Le Canada accueille des immigrants originaires de plusieurs centaines de sociétés différentes.  Cette réalité permet d'expliquer l'existence de formes et fonctions familiales très diverses au Canada.

La structure familiale de la société akan d'Afrique de l'Ouest, que j'ai choisi d'observer, en est un bon exemple.  Visitez également le site Internet de Citoyenneté et Immigration au Canada (rubrique "Le Ghana") pour lire le "profil culturel" du Ghana.

Le mot "famille" tire son origine du terme latin "familia", dérivé de famulus qui  signifiait serviteur.  Il n'existe pas de mot équivalent dans la langue akan.  Par ailleurs, la famille n'est pas une institution universelle contrairement à ce que les sociologues pouvaient supposer autrefois :  la famille nucléaire était, selon eux, la clef de voûte de tous les systèmes de parenté.  Or, l'existence des sociétés matrilinéaires invalide cette hypothèse.  En effet, dans la société akan, la famille nucléaire ne constitue pas l'élément fondamental de son système puisque ce concept n'existe même pas.  Pour désigner leur système de parenté, les Akan emploient deux mots :  "abusua", qui signifie groupe de descendance, et "fifo" (littéralement gens de la maison) qui signifie groupe domestique ou noyau résidentiel.  Lorsque les Akan installés au Canada emploient le mot anglais "family" pour parler de leur "famille" restée au Ghana,  ils font référence à leur "abusua".

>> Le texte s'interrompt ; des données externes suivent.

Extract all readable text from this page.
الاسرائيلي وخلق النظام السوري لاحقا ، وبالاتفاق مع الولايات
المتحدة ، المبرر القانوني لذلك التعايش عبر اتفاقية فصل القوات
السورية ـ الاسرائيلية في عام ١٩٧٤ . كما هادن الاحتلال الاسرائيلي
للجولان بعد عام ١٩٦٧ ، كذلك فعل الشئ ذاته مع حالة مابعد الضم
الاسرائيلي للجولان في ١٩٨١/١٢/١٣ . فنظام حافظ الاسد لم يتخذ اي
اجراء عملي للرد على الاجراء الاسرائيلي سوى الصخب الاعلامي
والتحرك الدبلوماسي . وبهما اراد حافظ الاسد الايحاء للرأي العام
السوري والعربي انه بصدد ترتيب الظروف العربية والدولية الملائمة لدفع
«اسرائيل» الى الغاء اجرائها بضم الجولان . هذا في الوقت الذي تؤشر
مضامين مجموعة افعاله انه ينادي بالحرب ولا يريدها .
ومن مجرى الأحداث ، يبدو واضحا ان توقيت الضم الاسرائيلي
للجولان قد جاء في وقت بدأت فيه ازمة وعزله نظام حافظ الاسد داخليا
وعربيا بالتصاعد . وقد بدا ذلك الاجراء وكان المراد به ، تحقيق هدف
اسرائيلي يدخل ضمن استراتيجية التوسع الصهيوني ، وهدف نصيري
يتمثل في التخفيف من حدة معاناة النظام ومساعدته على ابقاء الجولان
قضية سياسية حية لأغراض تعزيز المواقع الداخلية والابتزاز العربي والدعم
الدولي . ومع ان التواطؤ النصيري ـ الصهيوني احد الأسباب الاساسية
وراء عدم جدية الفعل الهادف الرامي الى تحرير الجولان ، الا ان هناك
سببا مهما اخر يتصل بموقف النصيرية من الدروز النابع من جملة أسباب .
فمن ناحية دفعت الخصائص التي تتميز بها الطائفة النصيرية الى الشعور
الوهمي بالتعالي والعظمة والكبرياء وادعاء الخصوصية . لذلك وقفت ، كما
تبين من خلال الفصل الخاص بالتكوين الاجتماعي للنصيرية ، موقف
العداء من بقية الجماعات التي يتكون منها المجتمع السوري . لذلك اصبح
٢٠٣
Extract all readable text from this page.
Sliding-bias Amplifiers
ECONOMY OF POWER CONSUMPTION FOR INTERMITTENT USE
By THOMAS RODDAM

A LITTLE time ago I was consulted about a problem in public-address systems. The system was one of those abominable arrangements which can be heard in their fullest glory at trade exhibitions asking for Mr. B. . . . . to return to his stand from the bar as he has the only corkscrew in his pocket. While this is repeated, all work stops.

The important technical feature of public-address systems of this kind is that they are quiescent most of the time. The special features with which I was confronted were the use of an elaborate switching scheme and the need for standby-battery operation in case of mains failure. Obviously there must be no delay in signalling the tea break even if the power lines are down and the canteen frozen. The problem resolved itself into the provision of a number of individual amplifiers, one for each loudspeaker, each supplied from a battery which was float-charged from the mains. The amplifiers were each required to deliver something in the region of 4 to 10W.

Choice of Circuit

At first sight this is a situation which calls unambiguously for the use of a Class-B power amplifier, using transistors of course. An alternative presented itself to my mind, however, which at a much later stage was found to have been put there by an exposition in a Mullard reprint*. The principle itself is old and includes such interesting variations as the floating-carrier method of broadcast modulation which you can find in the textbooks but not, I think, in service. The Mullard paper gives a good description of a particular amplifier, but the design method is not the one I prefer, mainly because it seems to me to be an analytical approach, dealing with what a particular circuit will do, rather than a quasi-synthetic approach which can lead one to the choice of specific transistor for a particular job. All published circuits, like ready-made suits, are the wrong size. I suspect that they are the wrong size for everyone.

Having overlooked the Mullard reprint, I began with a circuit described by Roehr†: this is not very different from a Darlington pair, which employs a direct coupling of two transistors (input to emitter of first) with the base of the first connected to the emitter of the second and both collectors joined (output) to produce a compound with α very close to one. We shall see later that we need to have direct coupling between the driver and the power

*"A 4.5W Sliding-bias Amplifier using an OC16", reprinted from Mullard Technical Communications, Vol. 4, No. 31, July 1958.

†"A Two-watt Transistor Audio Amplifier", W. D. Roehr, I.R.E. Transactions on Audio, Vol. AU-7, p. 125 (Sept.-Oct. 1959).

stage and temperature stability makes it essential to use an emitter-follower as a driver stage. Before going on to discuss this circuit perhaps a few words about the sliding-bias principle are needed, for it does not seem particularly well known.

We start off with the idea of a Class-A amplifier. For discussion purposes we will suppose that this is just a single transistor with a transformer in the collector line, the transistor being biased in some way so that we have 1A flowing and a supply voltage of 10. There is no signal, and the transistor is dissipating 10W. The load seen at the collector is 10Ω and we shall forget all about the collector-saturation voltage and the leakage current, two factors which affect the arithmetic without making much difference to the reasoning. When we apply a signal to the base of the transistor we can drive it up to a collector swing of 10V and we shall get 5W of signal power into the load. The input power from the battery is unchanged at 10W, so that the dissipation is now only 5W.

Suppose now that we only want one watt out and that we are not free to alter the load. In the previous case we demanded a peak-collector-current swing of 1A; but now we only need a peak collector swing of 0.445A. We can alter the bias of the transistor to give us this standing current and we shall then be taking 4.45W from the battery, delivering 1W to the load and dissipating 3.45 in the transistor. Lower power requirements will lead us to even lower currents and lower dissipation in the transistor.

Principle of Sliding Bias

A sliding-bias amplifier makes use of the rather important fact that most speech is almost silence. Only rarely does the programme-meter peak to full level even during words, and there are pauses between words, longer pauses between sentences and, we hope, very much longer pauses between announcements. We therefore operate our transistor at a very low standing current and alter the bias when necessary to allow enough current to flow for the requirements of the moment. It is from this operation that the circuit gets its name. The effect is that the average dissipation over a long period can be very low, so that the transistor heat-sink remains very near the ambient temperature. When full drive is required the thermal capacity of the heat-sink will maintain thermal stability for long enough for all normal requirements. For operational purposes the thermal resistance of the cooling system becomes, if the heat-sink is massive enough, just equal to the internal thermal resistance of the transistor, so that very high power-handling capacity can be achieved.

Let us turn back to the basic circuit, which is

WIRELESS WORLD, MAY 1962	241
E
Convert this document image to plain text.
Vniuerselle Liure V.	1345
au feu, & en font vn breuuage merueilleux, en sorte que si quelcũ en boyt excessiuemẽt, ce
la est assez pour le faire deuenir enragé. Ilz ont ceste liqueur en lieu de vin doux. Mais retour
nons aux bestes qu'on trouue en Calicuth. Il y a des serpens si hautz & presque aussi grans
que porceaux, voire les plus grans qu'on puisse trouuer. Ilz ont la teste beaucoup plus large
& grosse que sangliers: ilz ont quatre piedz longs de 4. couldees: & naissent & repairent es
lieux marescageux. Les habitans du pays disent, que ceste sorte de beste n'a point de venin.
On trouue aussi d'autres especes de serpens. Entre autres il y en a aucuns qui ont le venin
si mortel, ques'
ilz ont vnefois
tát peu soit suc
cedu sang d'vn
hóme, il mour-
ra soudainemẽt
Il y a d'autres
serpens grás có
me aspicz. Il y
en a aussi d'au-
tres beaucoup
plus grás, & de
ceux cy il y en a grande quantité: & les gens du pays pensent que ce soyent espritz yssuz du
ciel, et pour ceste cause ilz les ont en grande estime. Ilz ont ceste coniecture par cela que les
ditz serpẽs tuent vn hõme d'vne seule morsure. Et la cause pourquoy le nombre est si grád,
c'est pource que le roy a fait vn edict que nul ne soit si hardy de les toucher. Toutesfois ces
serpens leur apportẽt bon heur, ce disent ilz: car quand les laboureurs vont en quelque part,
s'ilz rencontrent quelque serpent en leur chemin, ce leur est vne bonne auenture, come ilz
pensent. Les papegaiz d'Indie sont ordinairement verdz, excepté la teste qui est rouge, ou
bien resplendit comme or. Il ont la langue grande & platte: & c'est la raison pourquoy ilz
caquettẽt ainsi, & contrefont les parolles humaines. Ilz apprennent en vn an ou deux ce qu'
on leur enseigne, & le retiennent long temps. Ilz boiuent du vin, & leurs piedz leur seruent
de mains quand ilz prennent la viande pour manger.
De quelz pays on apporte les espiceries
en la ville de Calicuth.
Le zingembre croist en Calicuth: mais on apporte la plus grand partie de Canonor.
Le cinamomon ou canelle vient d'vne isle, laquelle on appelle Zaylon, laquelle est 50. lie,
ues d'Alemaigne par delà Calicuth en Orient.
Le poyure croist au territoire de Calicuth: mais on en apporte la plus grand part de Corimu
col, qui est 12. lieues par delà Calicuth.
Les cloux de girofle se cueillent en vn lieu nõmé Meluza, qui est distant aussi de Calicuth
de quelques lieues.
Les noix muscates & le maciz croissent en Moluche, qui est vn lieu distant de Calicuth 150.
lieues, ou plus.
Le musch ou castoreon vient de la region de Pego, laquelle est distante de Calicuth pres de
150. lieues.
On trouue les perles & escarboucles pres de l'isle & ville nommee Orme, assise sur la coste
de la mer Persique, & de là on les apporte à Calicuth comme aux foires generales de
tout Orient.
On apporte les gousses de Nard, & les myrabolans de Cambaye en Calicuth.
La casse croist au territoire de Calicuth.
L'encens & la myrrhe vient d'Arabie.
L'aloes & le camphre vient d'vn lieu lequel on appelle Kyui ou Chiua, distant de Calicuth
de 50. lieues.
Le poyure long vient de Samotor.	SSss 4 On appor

Qu'est-ce qu'un groupe de descendance ?  Il s'agit d'une organisation sociale de parents qui sont liés par la consanguinité et qui agissent comme une seule personne morale ("corporate descent group" en anglais).  Le lien de parenté est établi par le sang (naissance) et non par alliance (mariage).  Ainsi, dans un système matrilinéaire comme le système akan, l'appartenance au groupe de parenté (abusua) est transmise par la femme, de mère à enfants.  Par conséquent, le conjoint ou le père de cet enfant est exclu de cet abusua.

Voir le cours de Brian Schwimmer sur la parenté et l'organisation sociale.

Le groupe compte 100 à 200 membres.  Il diffère d'une organisation communautaire : le travail est divisé et réparti de manière inégale.  Le groupe de descendance peut posséder des terres, des bureaux, des maisons et prier ses propres dieux.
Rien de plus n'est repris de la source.